Inflammation of synovial tissue in rheumatoid arthritis is a complex sequence of events involving different cell lines and many soluble factors such as cytokines and chemokines.
A possible way to reduce the inflammatory burden may include an induction of apoptosis of cells involved in the inflammatory process. Several drugs, such as COX-2 inhibitors [21], methotrexate and corticosteroids [22] promote apoptosis of T cells. It has been recently shown that anti-tumor necrosis factor therapy with both etanercept and infliximab significantly increases apoptosis in the synovial monocyte/macrophage population [23].
Lovastatine and cerivastatin exert a cytostatic effect on mesothelioma [24], glioma [25], neoplastic thyroid [26], acute myeloid leukemia [27], multiple myeloma cells [28] and lung fibroblast [29] by directly promoting apoptosis. In myeloma cells, the apoptotic pathway engaged by statins is mediated by mitochondria activation, rather than by the “death receptors”, and both caspases 3 and 9 appear to be directly involved and activated within the intrinsic pathway of apoptosis [30]. Statins also enhance the rate of apoptosis in neointimal smooth muscle cells [31]. Recently Nagashima et al. have shown that fluvastatin but not pravastatin, induced apoptosis in RA synoviocytes in a dose and time dependent manner [32]. Consistent with this report our study has demonstrated that simvastatin may also induce apoptosis of synovial cells.

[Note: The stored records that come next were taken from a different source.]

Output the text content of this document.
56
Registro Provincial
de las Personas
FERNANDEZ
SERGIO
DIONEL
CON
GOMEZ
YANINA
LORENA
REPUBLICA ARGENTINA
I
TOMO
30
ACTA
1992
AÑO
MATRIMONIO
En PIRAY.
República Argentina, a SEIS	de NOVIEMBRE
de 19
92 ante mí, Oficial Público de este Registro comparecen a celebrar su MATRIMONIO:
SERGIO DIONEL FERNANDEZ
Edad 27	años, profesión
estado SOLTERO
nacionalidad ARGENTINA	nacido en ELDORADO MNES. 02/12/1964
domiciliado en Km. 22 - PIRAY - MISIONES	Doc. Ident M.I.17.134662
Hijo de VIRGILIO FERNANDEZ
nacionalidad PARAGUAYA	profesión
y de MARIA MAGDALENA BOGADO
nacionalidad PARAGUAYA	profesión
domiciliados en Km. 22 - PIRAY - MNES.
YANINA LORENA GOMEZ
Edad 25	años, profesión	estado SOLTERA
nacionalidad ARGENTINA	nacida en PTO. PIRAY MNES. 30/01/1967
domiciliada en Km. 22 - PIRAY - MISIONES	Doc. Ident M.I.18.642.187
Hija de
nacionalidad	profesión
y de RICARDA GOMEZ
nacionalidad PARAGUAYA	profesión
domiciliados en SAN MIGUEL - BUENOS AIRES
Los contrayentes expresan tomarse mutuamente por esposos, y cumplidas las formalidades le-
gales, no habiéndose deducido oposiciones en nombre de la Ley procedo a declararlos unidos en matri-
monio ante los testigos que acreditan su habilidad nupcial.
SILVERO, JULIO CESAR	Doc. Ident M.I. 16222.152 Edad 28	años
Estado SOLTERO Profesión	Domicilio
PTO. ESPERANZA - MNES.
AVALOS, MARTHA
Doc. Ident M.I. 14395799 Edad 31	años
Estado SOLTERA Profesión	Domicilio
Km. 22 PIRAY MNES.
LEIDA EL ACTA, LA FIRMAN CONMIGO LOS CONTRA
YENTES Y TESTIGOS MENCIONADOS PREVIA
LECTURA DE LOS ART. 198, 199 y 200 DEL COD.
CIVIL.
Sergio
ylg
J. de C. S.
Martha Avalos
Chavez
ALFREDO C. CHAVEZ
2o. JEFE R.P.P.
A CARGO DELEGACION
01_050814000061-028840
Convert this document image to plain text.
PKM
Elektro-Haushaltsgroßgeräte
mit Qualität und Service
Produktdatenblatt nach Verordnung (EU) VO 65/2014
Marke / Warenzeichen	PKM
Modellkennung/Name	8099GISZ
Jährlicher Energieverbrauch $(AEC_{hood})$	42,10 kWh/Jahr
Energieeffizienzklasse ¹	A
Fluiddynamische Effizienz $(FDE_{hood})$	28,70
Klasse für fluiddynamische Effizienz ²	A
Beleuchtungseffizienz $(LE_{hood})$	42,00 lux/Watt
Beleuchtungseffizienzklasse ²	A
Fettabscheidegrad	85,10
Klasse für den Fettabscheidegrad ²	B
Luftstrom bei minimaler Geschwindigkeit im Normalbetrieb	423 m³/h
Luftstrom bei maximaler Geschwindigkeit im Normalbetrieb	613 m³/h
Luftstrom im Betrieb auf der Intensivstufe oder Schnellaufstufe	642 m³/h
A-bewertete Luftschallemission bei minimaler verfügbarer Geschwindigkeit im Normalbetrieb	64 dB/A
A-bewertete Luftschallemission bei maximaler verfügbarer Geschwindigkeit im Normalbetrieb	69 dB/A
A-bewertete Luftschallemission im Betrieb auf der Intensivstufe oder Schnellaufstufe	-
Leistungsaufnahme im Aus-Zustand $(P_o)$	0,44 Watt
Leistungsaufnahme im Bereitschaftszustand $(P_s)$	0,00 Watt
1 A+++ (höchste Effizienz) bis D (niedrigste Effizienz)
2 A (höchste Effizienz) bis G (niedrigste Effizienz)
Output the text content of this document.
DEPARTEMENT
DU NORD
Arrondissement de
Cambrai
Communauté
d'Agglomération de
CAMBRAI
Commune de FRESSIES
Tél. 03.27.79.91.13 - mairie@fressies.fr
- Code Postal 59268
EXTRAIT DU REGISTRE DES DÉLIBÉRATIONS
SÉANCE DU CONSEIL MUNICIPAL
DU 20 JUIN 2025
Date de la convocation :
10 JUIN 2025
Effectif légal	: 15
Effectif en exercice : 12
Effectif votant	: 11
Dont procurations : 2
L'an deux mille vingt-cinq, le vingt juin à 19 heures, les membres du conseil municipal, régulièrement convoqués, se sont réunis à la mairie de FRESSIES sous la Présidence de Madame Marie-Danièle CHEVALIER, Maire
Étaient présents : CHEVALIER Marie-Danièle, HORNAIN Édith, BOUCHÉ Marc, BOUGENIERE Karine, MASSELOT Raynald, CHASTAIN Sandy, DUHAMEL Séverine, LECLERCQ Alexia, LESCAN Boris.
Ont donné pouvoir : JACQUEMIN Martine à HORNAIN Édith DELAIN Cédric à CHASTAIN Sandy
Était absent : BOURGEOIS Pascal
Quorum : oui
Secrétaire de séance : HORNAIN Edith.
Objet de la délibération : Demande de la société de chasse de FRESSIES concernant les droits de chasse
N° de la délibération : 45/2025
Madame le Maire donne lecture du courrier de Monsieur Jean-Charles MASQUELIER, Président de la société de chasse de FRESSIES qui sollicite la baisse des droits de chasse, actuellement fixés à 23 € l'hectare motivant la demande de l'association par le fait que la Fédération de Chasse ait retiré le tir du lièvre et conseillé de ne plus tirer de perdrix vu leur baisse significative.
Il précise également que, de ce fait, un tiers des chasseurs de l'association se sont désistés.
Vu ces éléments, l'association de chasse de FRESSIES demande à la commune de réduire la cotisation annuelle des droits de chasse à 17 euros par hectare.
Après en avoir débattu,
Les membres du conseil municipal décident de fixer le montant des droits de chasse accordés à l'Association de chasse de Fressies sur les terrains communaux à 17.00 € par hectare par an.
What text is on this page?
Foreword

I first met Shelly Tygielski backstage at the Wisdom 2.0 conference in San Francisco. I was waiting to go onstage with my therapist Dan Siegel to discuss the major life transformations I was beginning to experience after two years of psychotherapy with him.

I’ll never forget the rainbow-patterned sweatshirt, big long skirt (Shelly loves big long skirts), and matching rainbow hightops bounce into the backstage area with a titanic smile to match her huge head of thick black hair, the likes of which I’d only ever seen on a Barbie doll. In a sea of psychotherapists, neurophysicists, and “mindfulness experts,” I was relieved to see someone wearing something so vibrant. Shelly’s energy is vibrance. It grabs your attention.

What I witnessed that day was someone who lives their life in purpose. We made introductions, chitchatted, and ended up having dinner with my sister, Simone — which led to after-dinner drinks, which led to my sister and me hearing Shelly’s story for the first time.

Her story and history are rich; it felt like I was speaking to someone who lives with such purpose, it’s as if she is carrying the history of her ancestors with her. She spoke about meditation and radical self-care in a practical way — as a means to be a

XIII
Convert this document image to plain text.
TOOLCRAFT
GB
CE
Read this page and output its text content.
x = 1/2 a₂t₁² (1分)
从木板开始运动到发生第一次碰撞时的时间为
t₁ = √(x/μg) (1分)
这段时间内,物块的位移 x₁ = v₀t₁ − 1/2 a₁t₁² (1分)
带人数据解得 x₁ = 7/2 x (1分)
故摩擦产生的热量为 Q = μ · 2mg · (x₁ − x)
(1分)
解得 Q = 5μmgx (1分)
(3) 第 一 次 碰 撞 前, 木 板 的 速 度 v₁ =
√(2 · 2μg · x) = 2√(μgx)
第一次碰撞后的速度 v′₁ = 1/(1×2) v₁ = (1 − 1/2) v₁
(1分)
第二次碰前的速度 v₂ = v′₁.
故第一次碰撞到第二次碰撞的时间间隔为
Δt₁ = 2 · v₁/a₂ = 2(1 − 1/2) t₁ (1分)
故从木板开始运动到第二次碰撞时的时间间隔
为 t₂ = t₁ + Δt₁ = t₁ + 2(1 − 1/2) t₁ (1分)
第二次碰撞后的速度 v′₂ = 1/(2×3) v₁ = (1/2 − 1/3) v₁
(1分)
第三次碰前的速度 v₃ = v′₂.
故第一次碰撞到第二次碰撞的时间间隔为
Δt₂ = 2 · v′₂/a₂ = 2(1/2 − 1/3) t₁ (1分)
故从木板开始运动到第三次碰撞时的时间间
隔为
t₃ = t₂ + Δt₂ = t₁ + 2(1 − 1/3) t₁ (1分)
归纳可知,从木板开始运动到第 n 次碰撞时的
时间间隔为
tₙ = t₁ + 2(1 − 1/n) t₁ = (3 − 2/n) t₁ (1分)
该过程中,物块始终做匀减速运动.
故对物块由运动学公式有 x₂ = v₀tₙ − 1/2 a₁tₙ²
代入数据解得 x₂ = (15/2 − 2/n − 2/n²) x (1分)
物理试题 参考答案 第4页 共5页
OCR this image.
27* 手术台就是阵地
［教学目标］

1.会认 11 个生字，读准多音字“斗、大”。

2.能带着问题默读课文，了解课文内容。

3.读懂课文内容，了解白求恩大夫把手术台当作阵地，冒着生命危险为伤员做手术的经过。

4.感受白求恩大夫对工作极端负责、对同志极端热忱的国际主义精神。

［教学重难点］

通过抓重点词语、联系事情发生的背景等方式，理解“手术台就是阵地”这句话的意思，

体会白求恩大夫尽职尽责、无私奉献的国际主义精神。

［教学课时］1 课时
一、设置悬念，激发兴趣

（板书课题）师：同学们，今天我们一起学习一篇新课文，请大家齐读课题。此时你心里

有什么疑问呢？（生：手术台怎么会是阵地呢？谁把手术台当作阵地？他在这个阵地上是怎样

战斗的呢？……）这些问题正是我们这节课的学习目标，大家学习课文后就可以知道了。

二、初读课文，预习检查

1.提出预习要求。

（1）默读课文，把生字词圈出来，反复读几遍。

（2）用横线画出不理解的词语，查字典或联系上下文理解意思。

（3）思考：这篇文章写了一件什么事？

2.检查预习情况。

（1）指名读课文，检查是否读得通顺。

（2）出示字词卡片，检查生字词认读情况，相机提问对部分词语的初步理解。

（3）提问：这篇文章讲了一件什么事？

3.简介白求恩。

Recent publications have identified a therapeutic use of statins in the treatment of various models of autoimmunity [33, 34]. Leung et al. have shown that simvastatin markedly inhibited not only developing but also clinically evident collagen-induced arthritis [34]. Ex-vivo analysis demonstrated a significant suppression of collagen-specific Th1 humoral and cellular immune responses and reduction in anti-CD3/anti-CD28 proliferation and INF-γ release from mononuclear cells derived from peripheral blood and synovial fluid caused by simvastatin [34]. Proinflammatory cytokine production in vitro by T cell contact-activated macrophages was also suppressed by simvastatin. Likewise, there are several indications suggesting a beneficial effect of statins on multiple sclerosis [34] and, in particular, in the mouse model of multiple sclerosis-termed experimental autoimmune encephalomyelitis [33]. Youssef et al. have shown that oral statin treatment prevents chronic and relapsing paralysis and suppresses clinical and histological EAE. Statin treatment reduced CNS infiltration of TH1 lymphocytes and MHC class II expression, inhibited the activity of CD 40, CD80 and CD86 co stimulatory molecules, largely inhibited the secretion of inflammatory cytokines such as TNFα, INFγ and even induced the production of anti inflammatory cytokines [33].
In conclusion, our results demonstrate that simvastatin stimulates apoptosis of human synovial cells in vitro. We are aware of the limitations of this study which assessed apoptosis by Annexin PI staining without confirming the results using other methods. Further research is warranted to establish the in vivo relevance of these findings. Recently, increased cardiovascular morbidity and mortality have been observed in several inflammatory rheumatic diseases, including rheumatoid arthritis (RA) [35], encouraging aggressive treatment of the inflammatory process, as well as vigorous neutralization of traditional risk factors of atherosclerosis such as hypercholesterolemia. Our study further supports the use of statins in this subset of patients, suggesting an additional anti immunomodulatory effect.